On the above search, one will quickly run across that other digital pariah, the MP3. Like ROM, the MP3 provoked the rancour of the music industry, that other pillar of the entertainment complex. The MP3 is simply a way to play music on your computer with near-perfect sound quality. Offering and finding MP3 files has become a game in itself, since servers have begun pursuing an active policy in the struggle against the dissemination of MP3s. A lively barter goes on here too, often conducted through stark, glamourless FTP sites. If a song is at all popular (in other words, don't look for obscure works by Sun Ra), you'll find it with any effort. If not, CD burners are widespread enough by now that someone will always be willing to burn a disk full of MP3s, ROMs, photos and related stuff for the price of a blank CD-ROM.

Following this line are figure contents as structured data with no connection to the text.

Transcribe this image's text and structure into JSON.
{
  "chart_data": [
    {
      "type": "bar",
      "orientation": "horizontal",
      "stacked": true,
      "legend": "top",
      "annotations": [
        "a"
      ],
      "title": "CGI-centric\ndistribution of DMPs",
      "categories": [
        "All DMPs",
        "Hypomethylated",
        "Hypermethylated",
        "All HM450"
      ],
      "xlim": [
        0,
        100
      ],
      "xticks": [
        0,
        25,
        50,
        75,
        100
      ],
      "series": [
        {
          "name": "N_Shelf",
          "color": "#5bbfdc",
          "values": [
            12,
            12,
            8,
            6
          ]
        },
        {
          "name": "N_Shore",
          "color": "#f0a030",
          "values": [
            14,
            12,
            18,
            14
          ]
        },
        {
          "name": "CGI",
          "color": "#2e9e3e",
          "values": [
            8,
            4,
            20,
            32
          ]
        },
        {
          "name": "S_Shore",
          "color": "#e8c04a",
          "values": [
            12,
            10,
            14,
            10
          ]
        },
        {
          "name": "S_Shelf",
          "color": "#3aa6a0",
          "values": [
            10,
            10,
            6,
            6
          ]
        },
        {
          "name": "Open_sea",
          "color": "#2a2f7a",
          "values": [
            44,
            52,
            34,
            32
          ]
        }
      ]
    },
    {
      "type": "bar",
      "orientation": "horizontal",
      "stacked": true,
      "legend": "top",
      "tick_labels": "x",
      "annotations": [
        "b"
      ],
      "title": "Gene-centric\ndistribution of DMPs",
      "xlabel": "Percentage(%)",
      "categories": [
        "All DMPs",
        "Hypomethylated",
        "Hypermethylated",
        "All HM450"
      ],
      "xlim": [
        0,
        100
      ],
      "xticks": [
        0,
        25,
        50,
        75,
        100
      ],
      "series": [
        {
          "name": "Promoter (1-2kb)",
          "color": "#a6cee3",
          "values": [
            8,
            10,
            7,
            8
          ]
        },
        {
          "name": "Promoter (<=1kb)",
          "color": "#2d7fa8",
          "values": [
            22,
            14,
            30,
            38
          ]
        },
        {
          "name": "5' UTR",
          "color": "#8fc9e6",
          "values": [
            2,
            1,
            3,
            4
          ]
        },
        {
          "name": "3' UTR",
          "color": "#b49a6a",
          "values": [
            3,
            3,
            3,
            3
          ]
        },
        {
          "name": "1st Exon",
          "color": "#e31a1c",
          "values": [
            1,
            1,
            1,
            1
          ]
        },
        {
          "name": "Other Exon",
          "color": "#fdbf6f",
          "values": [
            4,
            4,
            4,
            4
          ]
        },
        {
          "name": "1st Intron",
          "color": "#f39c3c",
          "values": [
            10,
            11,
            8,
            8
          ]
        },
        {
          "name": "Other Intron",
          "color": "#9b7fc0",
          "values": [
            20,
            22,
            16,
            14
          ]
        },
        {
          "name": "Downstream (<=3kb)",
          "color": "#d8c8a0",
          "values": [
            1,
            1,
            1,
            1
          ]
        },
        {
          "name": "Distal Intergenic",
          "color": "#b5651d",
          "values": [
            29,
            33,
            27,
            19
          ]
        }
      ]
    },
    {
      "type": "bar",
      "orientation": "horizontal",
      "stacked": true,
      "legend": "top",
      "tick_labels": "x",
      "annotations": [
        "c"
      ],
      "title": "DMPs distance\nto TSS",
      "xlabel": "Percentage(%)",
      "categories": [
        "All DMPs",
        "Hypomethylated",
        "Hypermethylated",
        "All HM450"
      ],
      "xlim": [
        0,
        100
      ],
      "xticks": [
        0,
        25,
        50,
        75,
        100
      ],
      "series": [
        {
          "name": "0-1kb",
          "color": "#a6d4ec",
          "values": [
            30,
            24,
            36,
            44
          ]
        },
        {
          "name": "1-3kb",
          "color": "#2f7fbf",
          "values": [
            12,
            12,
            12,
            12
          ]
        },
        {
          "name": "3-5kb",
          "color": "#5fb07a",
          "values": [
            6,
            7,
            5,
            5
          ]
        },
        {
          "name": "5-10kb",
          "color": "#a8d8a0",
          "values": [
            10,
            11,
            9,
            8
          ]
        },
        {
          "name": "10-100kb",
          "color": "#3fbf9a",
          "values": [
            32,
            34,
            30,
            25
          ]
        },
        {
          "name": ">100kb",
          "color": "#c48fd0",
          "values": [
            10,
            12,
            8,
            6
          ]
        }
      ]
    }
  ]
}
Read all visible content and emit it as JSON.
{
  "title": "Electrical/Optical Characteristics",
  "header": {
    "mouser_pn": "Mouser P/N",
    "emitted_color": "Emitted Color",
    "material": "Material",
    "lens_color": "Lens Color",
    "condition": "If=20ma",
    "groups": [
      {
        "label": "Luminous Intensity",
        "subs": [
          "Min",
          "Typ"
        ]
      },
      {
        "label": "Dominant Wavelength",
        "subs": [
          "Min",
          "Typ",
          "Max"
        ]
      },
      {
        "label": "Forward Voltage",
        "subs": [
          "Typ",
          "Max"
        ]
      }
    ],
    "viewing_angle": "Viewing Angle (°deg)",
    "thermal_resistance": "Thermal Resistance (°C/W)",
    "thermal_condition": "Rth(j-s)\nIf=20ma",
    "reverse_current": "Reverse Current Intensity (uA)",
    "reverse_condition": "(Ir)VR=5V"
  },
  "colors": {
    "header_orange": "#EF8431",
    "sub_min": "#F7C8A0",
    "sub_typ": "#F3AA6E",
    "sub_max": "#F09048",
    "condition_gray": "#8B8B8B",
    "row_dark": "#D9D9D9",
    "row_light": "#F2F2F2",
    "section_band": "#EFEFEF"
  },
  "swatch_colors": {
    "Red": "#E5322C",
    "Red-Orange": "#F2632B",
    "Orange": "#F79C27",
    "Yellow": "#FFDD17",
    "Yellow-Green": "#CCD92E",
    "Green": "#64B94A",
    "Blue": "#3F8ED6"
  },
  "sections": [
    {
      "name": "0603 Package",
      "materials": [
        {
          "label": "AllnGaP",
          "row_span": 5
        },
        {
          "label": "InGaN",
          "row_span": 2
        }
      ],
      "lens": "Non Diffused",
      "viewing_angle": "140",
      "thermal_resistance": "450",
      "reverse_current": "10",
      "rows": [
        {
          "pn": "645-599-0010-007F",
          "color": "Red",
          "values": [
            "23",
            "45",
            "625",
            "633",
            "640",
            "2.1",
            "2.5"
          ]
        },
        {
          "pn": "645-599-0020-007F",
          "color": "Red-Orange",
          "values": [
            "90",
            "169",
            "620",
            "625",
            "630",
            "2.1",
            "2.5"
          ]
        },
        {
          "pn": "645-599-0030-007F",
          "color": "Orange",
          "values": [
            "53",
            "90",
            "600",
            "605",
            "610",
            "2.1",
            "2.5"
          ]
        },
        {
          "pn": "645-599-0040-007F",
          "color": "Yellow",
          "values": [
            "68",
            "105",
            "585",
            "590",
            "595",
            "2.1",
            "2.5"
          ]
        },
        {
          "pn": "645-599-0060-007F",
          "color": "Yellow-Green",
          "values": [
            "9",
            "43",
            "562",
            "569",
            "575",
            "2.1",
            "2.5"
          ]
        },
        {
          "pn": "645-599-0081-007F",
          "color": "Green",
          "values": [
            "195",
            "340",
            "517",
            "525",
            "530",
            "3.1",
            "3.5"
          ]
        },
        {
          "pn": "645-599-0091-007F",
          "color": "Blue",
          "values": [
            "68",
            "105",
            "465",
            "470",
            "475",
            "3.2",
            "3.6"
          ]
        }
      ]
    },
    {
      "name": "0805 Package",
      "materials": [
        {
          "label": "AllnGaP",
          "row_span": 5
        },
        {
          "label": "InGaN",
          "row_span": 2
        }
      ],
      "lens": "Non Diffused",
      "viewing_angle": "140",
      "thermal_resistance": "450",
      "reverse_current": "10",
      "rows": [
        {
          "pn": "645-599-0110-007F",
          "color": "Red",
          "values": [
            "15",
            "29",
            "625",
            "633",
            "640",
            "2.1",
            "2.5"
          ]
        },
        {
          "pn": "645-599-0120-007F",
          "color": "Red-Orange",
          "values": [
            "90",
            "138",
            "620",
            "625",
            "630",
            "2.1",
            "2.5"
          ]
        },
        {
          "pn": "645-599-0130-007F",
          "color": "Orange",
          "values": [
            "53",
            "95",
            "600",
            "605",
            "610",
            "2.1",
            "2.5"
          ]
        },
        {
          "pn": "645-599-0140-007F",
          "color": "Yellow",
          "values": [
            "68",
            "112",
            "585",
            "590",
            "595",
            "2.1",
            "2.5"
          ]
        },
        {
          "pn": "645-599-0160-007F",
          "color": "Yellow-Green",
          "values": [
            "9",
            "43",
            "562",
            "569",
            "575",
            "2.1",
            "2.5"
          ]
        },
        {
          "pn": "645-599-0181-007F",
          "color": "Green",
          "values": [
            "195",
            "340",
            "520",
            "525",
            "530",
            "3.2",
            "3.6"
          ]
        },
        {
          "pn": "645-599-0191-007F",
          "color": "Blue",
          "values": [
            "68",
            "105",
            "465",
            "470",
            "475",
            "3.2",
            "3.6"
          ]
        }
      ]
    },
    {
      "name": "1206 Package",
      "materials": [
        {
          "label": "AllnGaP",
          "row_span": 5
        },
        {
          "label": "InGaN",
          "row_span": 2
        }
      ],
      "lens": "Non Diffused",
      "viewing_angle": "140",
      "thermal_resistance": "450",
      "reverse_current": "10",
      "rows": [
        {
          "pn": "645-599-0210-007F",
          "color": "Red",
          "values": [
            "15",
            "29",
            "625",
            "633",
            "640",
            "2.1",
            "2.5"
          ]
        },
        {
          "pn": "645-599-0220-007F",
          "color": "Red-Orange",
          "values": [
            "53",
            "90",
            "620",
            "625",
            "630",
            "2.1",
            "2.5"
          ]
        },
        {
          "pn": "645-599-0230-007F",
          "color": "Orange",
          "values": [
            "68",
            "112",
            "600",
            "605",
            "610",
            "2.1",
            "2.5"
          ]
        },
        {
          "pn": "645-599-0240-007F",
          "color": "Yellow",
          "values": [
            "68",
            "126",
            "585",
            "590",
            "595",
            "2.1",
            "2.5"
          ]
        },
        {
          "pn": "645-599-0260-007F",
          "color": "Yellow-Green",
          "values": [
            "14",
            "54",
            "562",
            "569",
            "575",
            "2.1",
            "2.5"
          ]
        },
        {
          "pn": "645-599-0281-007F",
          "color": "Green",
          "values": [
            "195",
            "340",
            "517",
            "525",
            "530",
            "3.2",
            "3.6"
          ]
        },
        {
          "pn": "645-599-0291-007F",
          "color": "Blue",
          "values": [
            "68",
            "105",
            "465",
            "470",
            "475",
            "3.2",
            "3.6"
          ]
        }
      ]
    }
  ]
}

The conclusion is clear (and let's be honest, none too original, considering people have been saying it for years), but the idea of copyright is unworkable with the digitalisation process. The developers of MAME understood this and always gave away their product for free (the radicalism of the gift is still intact) and invited others to contribute to the construction of MAME. Meanwhile, the music and game industries can expect little sympathy; the process of payback for every overpriced CD and game has only just begun. The question remaining is whether the consumer's vengeance and this 'alternative technological economy' will last. Who dares these days to use the words technology and utopia in the same sentence?